Publication year - 2017
Publication title -
journal of cellular biochemistry
Language(s) - English
Resource type - Journals
SCImago Journal Rank - 1.028
H-Index - 165
eISSN - 1097-4644
pISSN - 0730-2312
DOI - 10.1002/jcb.25735
Subject(s) - medicine , triple negative breast cancer , lymph , lymph node , lymphatic system , breast cancer , malignancy , metastasis , cancer , pathology , metastatic breast cancer , primary tumor , cancer research , ca15 3 , mammary gland
We previously developed and characterized a highly invasive and metastatic triple‐negative breast cancer (TNBC) variant by serial orthotopic implantation of MDA‐MB‐231 human breast cancer cells in nude mice. Eventually, a highly invasive and metastatic variant of human TNBC was isolated after lymph node metastases was harvested and orthotopically re‐implanted into the mammary gland of nude mice for two cycles. The variant thereby isolated is highly invasive in the mammary gland and metastasized to lymph nodes in 10 of 12 mice compared to 2 of 12 of the parental cell line. In the present report, we observed that high‐metastatic MDA‐MB‐231H‐RFP cells produced significantly larger subcutaneous tumors compared with parental MDA‐MB‐231 cells in nude mice. Extensive lymphatic trafficking by high‐metastatic MDA‐MB‐231 cells was also observed. High‐metastatic MDA‐MB‐231 developed larger recurrent tumors 2 weeks after tumor resection compared with tumors that were not resected in orthotopic models.
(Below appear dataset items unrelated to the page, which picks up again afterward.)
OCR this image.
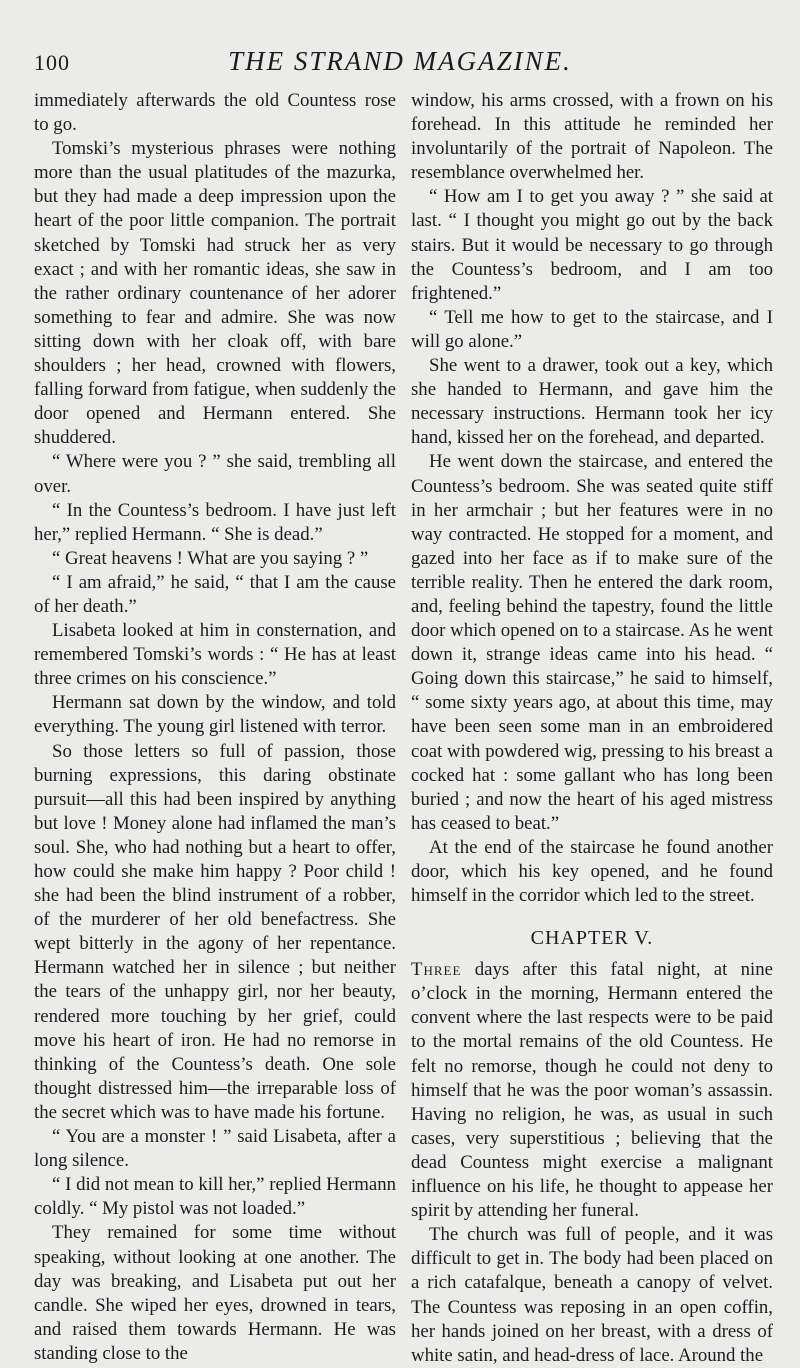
100	THE STRAND MAGAZINE.

immediately afterwards the old Countess rose to go.

Tomski’s mysterious phrases were nothing more than the usual platitudes of the mazurka, but they had made a deep impression upon the heart of the poor little companion. The portrait sketched by Tomski had struck her as very exact ; and with her romantic ideas, she saw in the rather ordinary countenance of her adorer something to fear and admire. She was now sitting down with her cloak off, with bare shoulders ; her head, crowned with flowers, falling forward from fatigue, when suddenly the door opened and Hermann entered. She shuddered.

“ Where were you ? ” she said, trembling all over.

“ In the Countess’s bedroom. I have just left her,” replied Hermann. “ She is dead.”

“ Great heavens ! What are you saying ? ”

“ I am afraid,” he said, “ that I am the cause of her death.”

Lisabeta looked at him in consternation, and remembered Tomski’s words : “ He has at least three crimes on his conscience.”

Hermann sat down by the window, and told everything. The young girl listened with terror.

So those letters so full of passion, those burning expressions, this daring obstinate pursuit—all this had been inspired by anything but love ! Money alone had inflamed the man’s soul. She, who had nothing but a heart to offer, how could she make him happy ? Poor child ! she had been the blind instrument of a robber, of the murderer of her old benefactress. She wept bitterly in the agony of her repentance. Hermann watched her in silence ; but neither the tears of the unhappy girl, nor her beauty, rendered more touching by her grief, could move his heart of iron. He had no remorse in thinking of the Countess’s death. One sole thought distressed him—the irreparable loss of the secret which was to have made his fortune.

“ You are a monster ! ” said Lisabeta, after a long silence.

“ I did not mean to kill her,” replied Hermann coldly. “ My pistol was not loaded.”

They remained for some time without speaking, without looking at one another. The day was breaking, and Lisabeta put out her candle. She wiped her eyes, drowned in tears, and raised them towards Hermann. He was standing close to the

window, his arms crossed, with a frown on his forehead. In this attitude he reminded her involuntarily of the portrait of Napoleon. The resemblance overwhelmed her.

“ How am I to get you away ? ” she said at last. “ I thought you might go out by the back stairs. But it would be necessary to go through the Countess’s bedroom, and I am too frightened.”

“ Tell me how to get to the staircase, and I will go alone.”

She went to a drawer, took out a key, which she handed to Hermann, and gave him the necessary instructions. Hermann took her icy hand, kissed her on the forehead, and departed.

He went down the staircase, and entered the Countess’s bedroom. She was seated quite stiff in her armchair ; but her features were in no way contracted. He stopped for a moment, and gazed into her face as if to make sure of the terrible reality. Then he entered the dark room, and, feeling behind the tapestry, found the little door which opened on to a staircase. As he went down it, strange ideas came into his head. “ Going down this staircase,” he said to himself, “ some sixty years ago, at about this time, may have been seen some man in an embroidered coat with powdered wig, pressing to his breast a cocked hat : some gallant who has long been buried ; and now the heart of his aged mistress has ceased to beat.”

At the end of the staircase he found another door, which his key opened, and he found himself in the corridor which led to the street.

CHAPTER V.

Three days after this fatal night, at nine o’clock in the morning, Hermann entered the convent where the last respects were to be paid to the mortal remains of the old Countess. He felt no remorse, though he could not deny to himself that he was the poor woman’s assassin. Having no religion, he was, as usual in such cases, very superstitious ; believing that the dead Countess might exercise a malignant influence on his life, he thought to appease her spirit by attending her funeral.

The church was full of people, and it was difficult to get in. The body had been placed on a rich catafalque, beneath a canopy of velvet. The Countess was reposing in an open coffin, her hands joined on her breast, with a dress of white satin, and head-dress of lace. Around the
Surgical resection of the MDA‐MB‐231 high‐metastatic variant primary tumor in orthotopic models also resulted in rapid and enhanced lymphatic trafficking of residual cancer cells and extensive lymph node and lung metastasis that did not occur in the non‐surgical mice. These results suggest that surgical resection of high metastatic TNBC can greatly increase the malignancy of residual cancer. J. Cell. Biochem. 118: 559–569, 2017. © 2016 Wiley Periodicals, Inc.